Nos diversos fóruns de discussões e nos sites de relacionamentos em que participo, não é raro topar com tópicos de pessoas clamando por uma oportunidade de mostrarem os seus talentos para a escrita. Confesso que por várias vezes também clamei pela minha e escrevi alguns artigos, pedindo uma maior abertura para o novo, mas cheguei a conclusão que isso não passa de choro.

Só tem uma coisa que abre as portas para as oportunidades: o trabalho. Por mais que se peça uma chance para mostrar o quanto se é capaz, nada vai adiantar, pois o que leva alguém à algum lugar, não é o choro. Ninguém aposta em suposições, por mais talento que se tenha. Há um caminho longo a ser percorrido e um currículo à ser preenchido.

O maior problema que vejo é que muitos querem chegar ao topo usando o elevador ao invés de ir pela escada, subindo de degrau em degrau. Faço aqui a minha culpa, pois também já tive essa pressa, E não é bobagem afirmar que o melhor é a caminhada, pois é no caminho que se descobre o quanto se tem a aprender e percebe-se que tudo é mais difícil quanto se pensava.

Mudei o foco das minhas expectativas e deixei de chorar por oportunidades, passei a me concentrar em construir uma obra que valesse a pena, ou que no mínimo, causasse em alguém, o interesse em conhecê-la.
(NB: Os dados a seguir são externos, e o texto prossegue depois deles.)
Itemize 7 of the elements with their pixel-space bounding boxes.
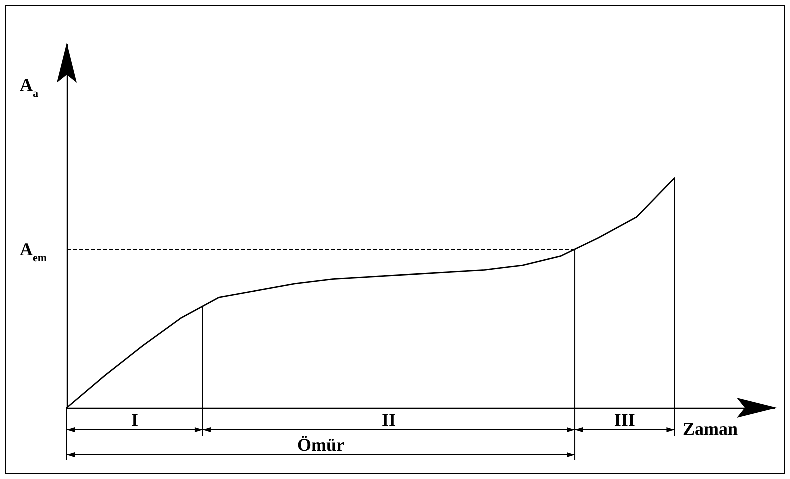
y-axis-title: A$_{a}$ [20, 74, 39, 100]
text: III [614, 410, 636, 430]
text: Ömür [298, 435, 345, 455]
x-axis-title: Zaman [683, 419, 738, 439]
text: II [382, 410, 396, 430]
text: I [131, 410, 138, 430]
ref-line-label: A$_{em}$ [20, 239, 48, 264]
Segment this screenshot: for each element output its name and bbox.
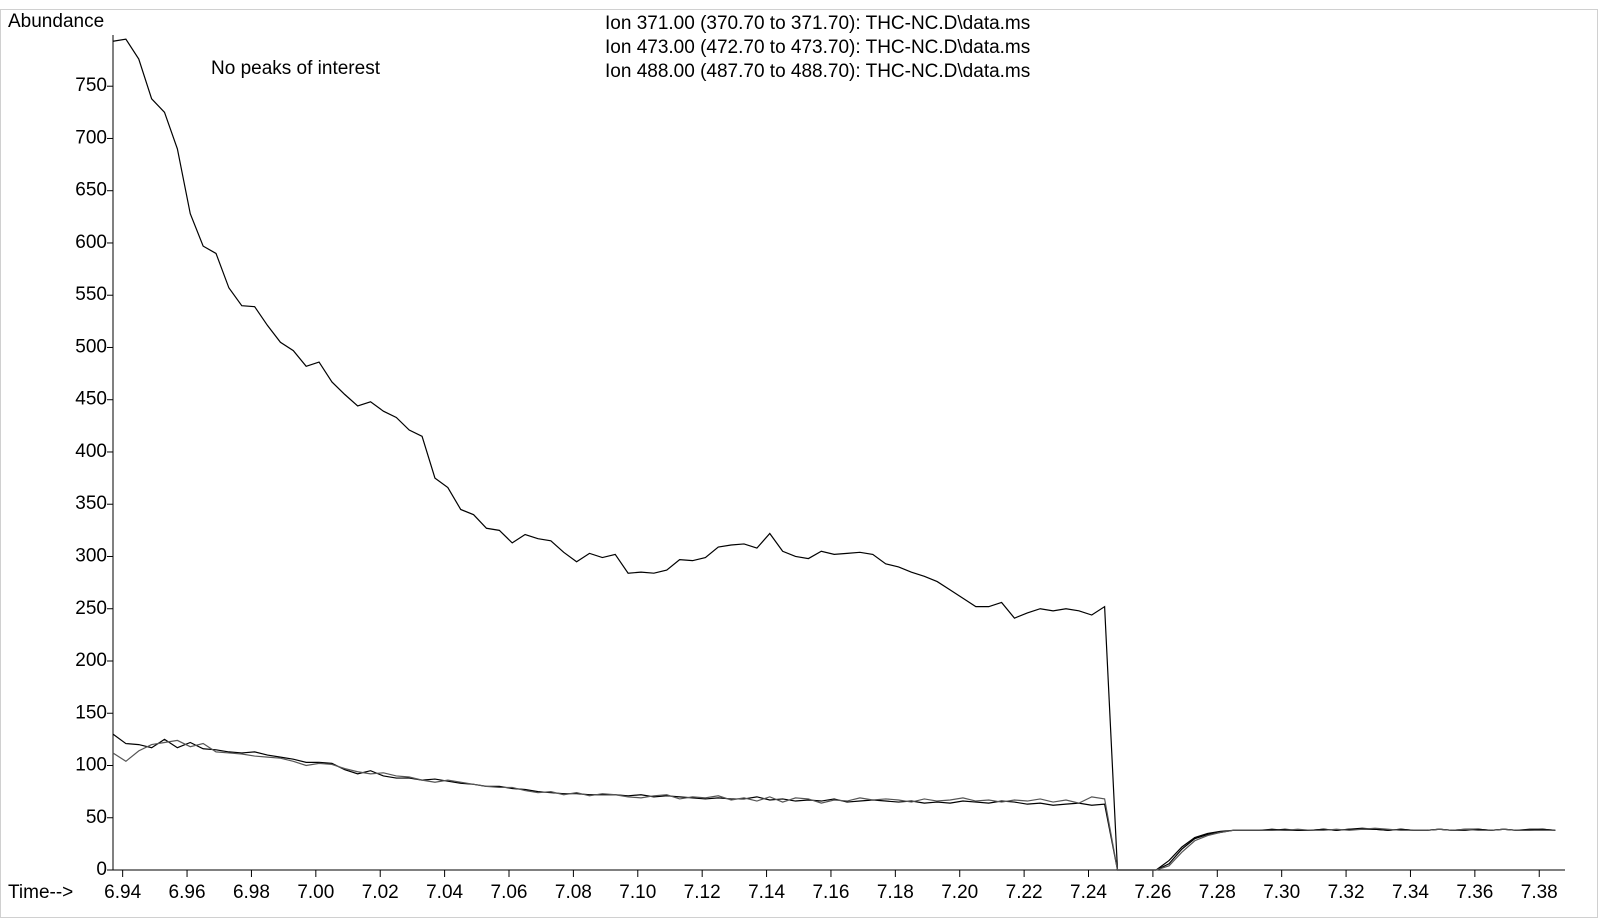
y-axis-label: Abundance <box>8 11 104 32</box>
x-tick-label: 7.10 <box>619 882 656 903</box>
x-tick-label: 6.98 <box>233 882 270 903</box>
x-tick-label: 7.04 <box>426 882 463 903</box>
y-tick-label: 300 <box>75 545 107 566</box>
x-tick-label: 7.24 <box>1070 882 1107 903</box>
y-tick-label: 0 <box>96 859 107 880</box>
y-tick-label: 150 <box>75 702 107 723</box>
y-tick-label: 700 <box>75 127 107 148</box>
series-line <box>112 733 1556 871</box>
annotation: No peaks of interest <box>211 58 381 79</box>
x-tick-label: 7.18 <box>877 882 914 903</box>
x-tick-label: 7.20 <box>941 882 978 903</box>
x-tick-label: 7.28 <box>1199 882 1236 903</box>
series-line <box>112 739 1556 871</box>
x-tick-label: 7.36 <box>1456 882 1493 903</box>
legend-entry: Ion 473.00 (472.70 to 473.70): THC-NC.D\… <box>605 37 1030 58</box>
legend-entry: Ion 488.00 (487.70 to 488.70): THC-NC.D\… <box>605 61 1030 82</box>
x-tick-label: 7.30 <box>1263 882 1300 903</box>
x-tick-label: 7.12 <box>684 882 721 903</box>
x-tick-label: 7.32 <box>1328 882 1365 903</box>
x-tick-label: 7.00 <box>297 882 334 903</box>
y-tick-label: 550 <box>75 284 107 305</box>
frame <box>0 9 1598 918</box>
x-tick-label: 7.34 <box>1392 882 1429 903</box>
y-tick-label: 500 <box>75 336 107 357</box>
x-tick-label: 7.02 <box>362 882 399 903</box>
x-tick-label: 7.08 <box>555 882 592 903</box>
legend-entry: Ion 371.00 (370.70 to 371.70): THC-NC.D\… <box>605 13 1030 34</box>
y-tick-label: 50 <box>86 807 107 828</box>
x-tick-label: 7.06 <box>491 882 528 903</box>
y-tick-label: 600 <box>75 232 107 253</box>
y-tick-label: 250 <box>75 598 107 619</box>
x-tick-label: 7.38 <box>1521 882 1558 903</box>
x-axis-label: Time--> <box>8 882 73 903</box>
x-tick-label: 7.26 <box>1134 882 1171 903</box>
y-tick-label: 200 <box>75 650 107 671</box>
y-tick-label: 750 <box>75 75 107 96</box>
y-tick-label: 350 <box>75 493 107 514</box>
x-tick-label: 7.16 <box>812 882 849 903</box>
series-line <box>112 38 1556 871</box>
y-tick-label: 400 <box>75 441 107 462</box>
y-tick-label: 650 <box>75 180 107 201</box>
x-tick-label: 6.94 <box>104 882 141 903</box>
y-tick-label: 450 <box>75 389 107 410</box>
y-tick-label: 100 <box>75 755 107 776</box>
x-tick-label: 6.96 <box>169 882 206 903</box>
x-tick-label: 7.14 <box>748 882 785 903</box>
x-tick-label: 7.22 <box>1006 882 1043 903</box>
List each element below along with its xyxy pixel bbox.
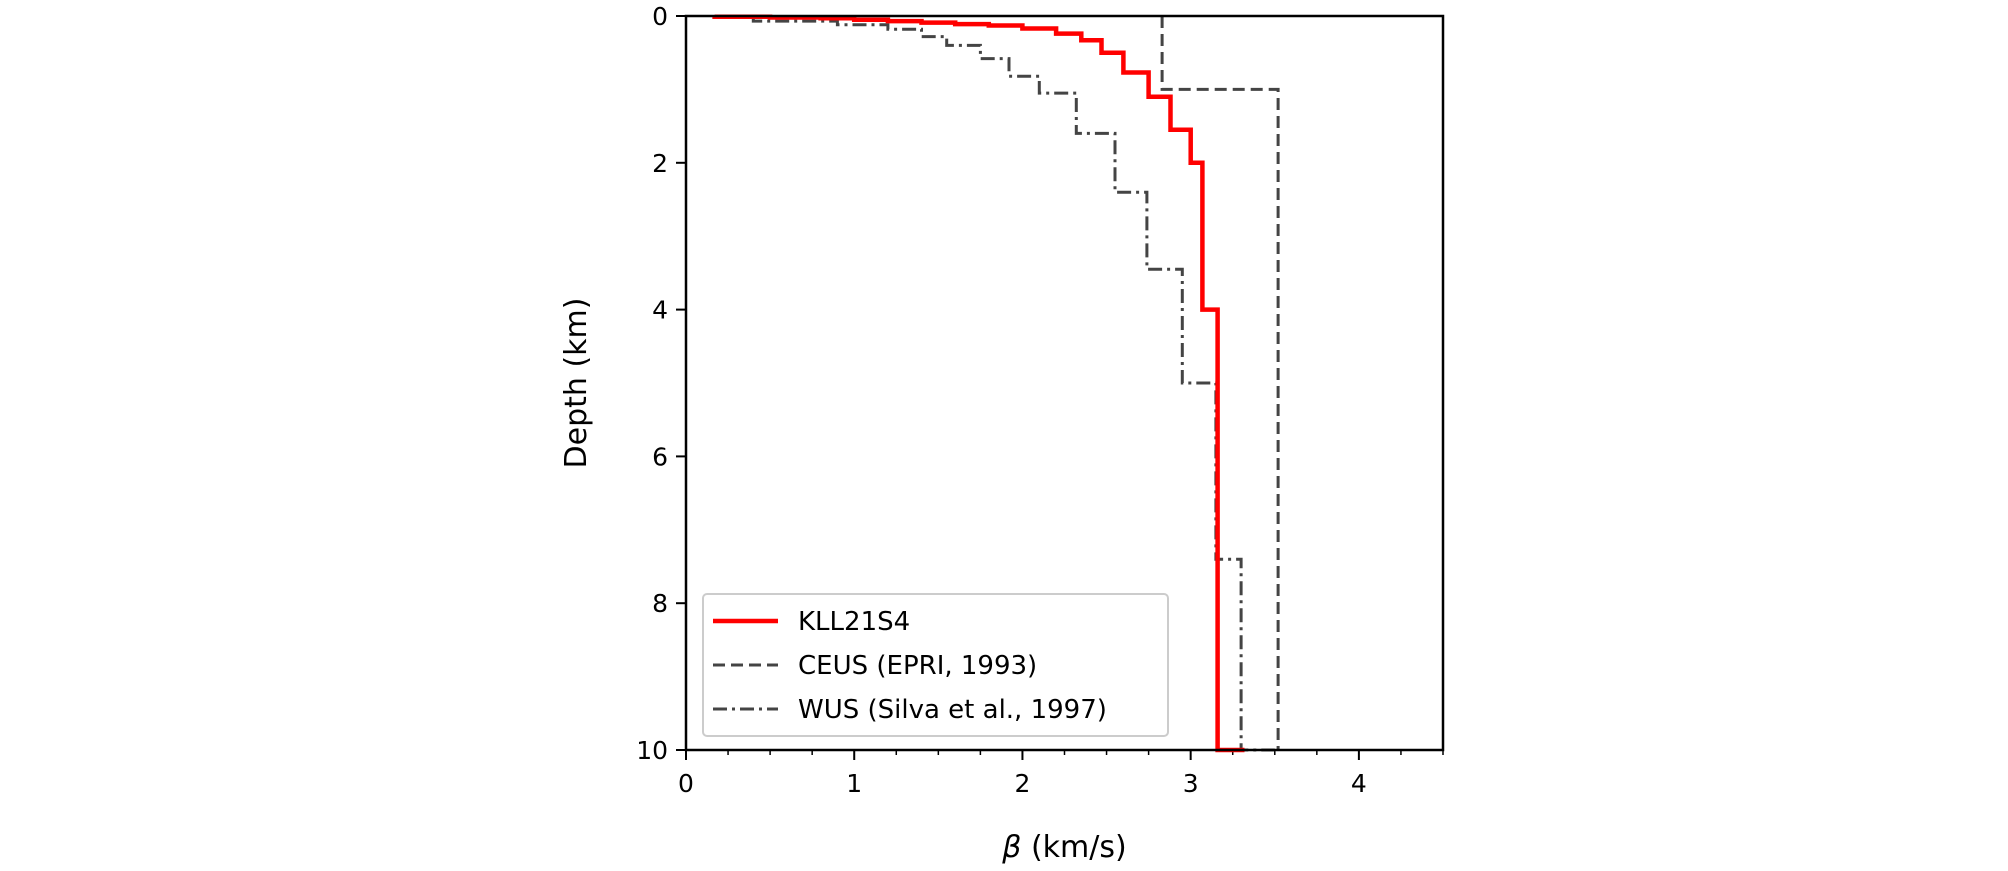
legend-label: WUS (Silva et al., 1997) (798, 695, 1107, 725)
x-tick-label: 0 (678, 769, 694, 798)
y-tick-label: 4 (652, 296, 668, 325)
x-tick-label: 2 (1014, 769, 1030, 798)
y-tick-label: 2 (652, 149, 668, 178)
tick-layer: 0 1 2 3 4 0 2 4 6 8 10 (636, 2, 1444, 798)
series-line-1 (1160, 16, 1280, 750)
x-tick-label: 1 (846, 769, 862, 798)
legend-box (702, 593, 1169, 737)
x-axis-symbol: β (1001, 830, 1021, 865)
x-axis-unit: (km/s) (1021, 830, 1126, 865)
x-tick-label: 4 (1351, 769, 1367, 798)
legend-label: KLL21S4 (798, 607, 910, 637)
series-line-2 (751, 16, 1275, 752)
series-line-0 (712, 14, 1245, 753)
plot-frame (684, 14, 1445, 752)
y-tick-label: 10 (636, 736, 668, 765)
x-axis-label: β (km/s) (1001, 830, 1126, 865)
legend-label: CEUS (EPRI, 1993) (798, 651, 1037, 681)
series-layer (712, 14, 1280, 753)
y-tick-label: 0 (652, 2, 668, 31)
legend: KLL21S4 CEUS (EPRI, 1993) WUS (Silva et al… (702, 593, 1169, 737)
y-axis-label: Depth (km) (559, 298, 594, 469)
y-tick-label: 6 (652, 442, 668, 471)
x-tick-label: 3 (1183, 769, 1199, 798)
y-tick-label: 8 (652, 589, 668, 618)
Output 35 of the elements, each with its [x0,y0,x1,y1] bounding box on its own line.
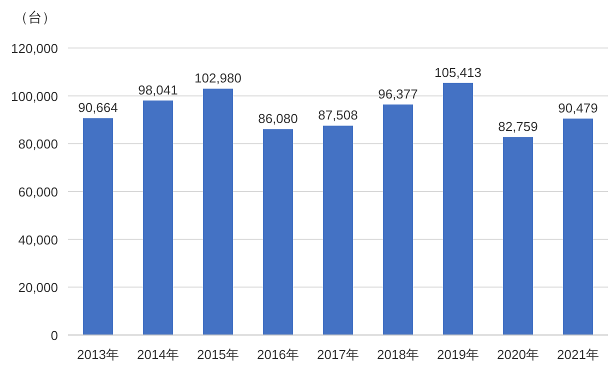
data-label: 86,080 [258,111,298,126]
data-label: 96,377 [378,86,418,102]
bar [263,129,293,335]
bar [443,82,473,335]
bar [503,137,533,335]
data-label: 90,664 [78,100,118,116]
data-label: 87,508 [318,108,358,123]
bar [383,104,413,335]
x-tick-label: 2015年 [197,347,239,362]
y-tick-label: 80,000 [18,136,58,152]
data-label: 105,413 [434,64,482,80]
y-axis-title: （台） [14,9,56,25]
y-tick-label: 60,000 [18,184,58,200]
x-tick-label: 2019年 [437,347,479,362]
x-tick-label: 2013年 [77,347,119,362]
bar [83,118,113,335]
x-tick-label: 2020年 [497,347,539,362]
x-tick-label: 2021年 [557,347,599,362]
y-tick-label: 100,000 [11,88,58,104]
x-tick-label: 2017年 [317,347,359,362]
bar [143,100,173,335]
y-tick-label: 120,000 [11,41,58,56]
y-tick-label: 20,000 [18,280,58,296]
y-tick-label: 40,000 [18,232,58,248]
bar [323,126,353,335]
x-tick-label: 2018年 [377,347,419,362]
x-tick-label: 2014年 [137,347,179,362]
data-label: 90,479 [558,100,598,116]
bar [563,118,593,335]
data-label: 102,980 [194,70,242,86]
y-tick-label: 0 [50,328,58,343]
bar [203,88,233,335]
x-tick-label: 2016年 [257,347,299,362]
data-label: 98,041 [138,82,178,98]
data-label: 82,759 [498,119,538,134]
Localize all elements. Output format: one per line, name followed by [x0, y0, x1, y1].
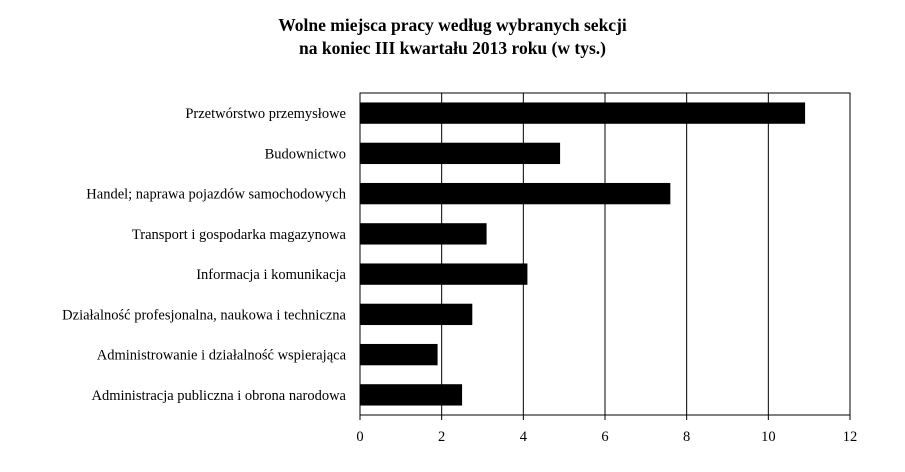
x-tick-label: 12	[843, 429, 858, 445]
bar	[360, 303, 473, 326]
category-label: Informacja i komunikacja	[196, 267, 346, 283]
x-tick-label: 4	[520, 429, 528, 445]
bar	[360, 343, 438, 366]
bar	[360, 263, 528, 285]
x-tick-label: 10	[761, 429, 776, 445]
chart-title-line-1: Wolne miejsca pracy według wybranych sek…	[278, 15, 627, 35]
category-label: Transport i gospodarka magazynowa	[132, 227, 347, 243]
category-label: Przetwórstwo przemysłowe	[185, 106, 346, 122]
category-label: Budownictwo	[265, 146, 346, 162]
category-label: Handel; naprawa pojazdów samochodowych	[86, 187, 346, 203]
category-label: Administrowanie i działalność wspierając…	[97, 348, 347, 364]
x-tick-label: 2	[438, 429, 445, 445]
x-tick-label: 0	[356, 429, 363, 445]
chart-title-line-2: na koniec III kwartału 2013 roku (w tys.…	[299, 38, 606, 58]
x-tick-label: 6	[601, 429, 608, 445]
gridlines	[441, 93, 769, 415]
bar	[360, 182, 671, 205]
category-label: Administracja publiczna i obrona narodow…	[92, 388, 347, 404]
category-label: Działalność profesjonalna, naukowa i tec…	[62, 307, 346, 323]
bar	[360, 102, 806, 124]
bar	[360, 223, 487, 245]
bar	[360, 142, 561, 165]
x-axis: 0 2 4 6 8 10 12	[356, 415, 857, 445]
bar	[360, 384, 463, 406]
x-tick-label: 8	[683, 429, 690, 445]
bars	[360, 102, 806, 406]
category-labels: Przetwórstwo przemysłowe Budownictwo Hande…	[62, 106, 347, 404]
chart-title: Wolne miejsca pracy według wybranych sek…	[0, 14, 905, 60]
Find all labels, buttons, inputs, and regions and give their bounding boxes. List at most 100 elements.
Comecei aí abrir as portas para quem sabe um dia, ter minha grande oportunidade de mostrar a minha dramaturgia à um grande número de pessoas.

Sei que ainda estou engatinhando e tenho muito a aprender, não só em termos de dramaturgia, mas em experiência de vida, mesmo. Mas, por hora, sigo firme trabalhando, divulgando a minha dramaturgia, contando com a oportunidade de outros tantos, que assim como eu, ainda estão trabalhando para alcançar os seus apogeus.

Com isso, parei de viver de sonhos e passei a ter uma realidade sólida, fincada na certeza de que meu trabalho encontrará a oportunidade que almejo. Hoje já tenho algo a mostrar, se é bom ou não, só o tempo vai dizer, mas por enquanto, tenho conseguido levar os meus textos a várias cidades, enriquecendo o meu currículo e fortalecendo o meu nome, o que vem me deixando bem satisfeito.

Quando deixei de chorar por oportunidades, enxerguei quantas oportunidades já tinham passado por mim e, que se não fosse o meu trabalho, construindo ali, silenciosamente, eu as tinha deixado passar e jamais teria visto meus textos sendo apresentados pelo país afora.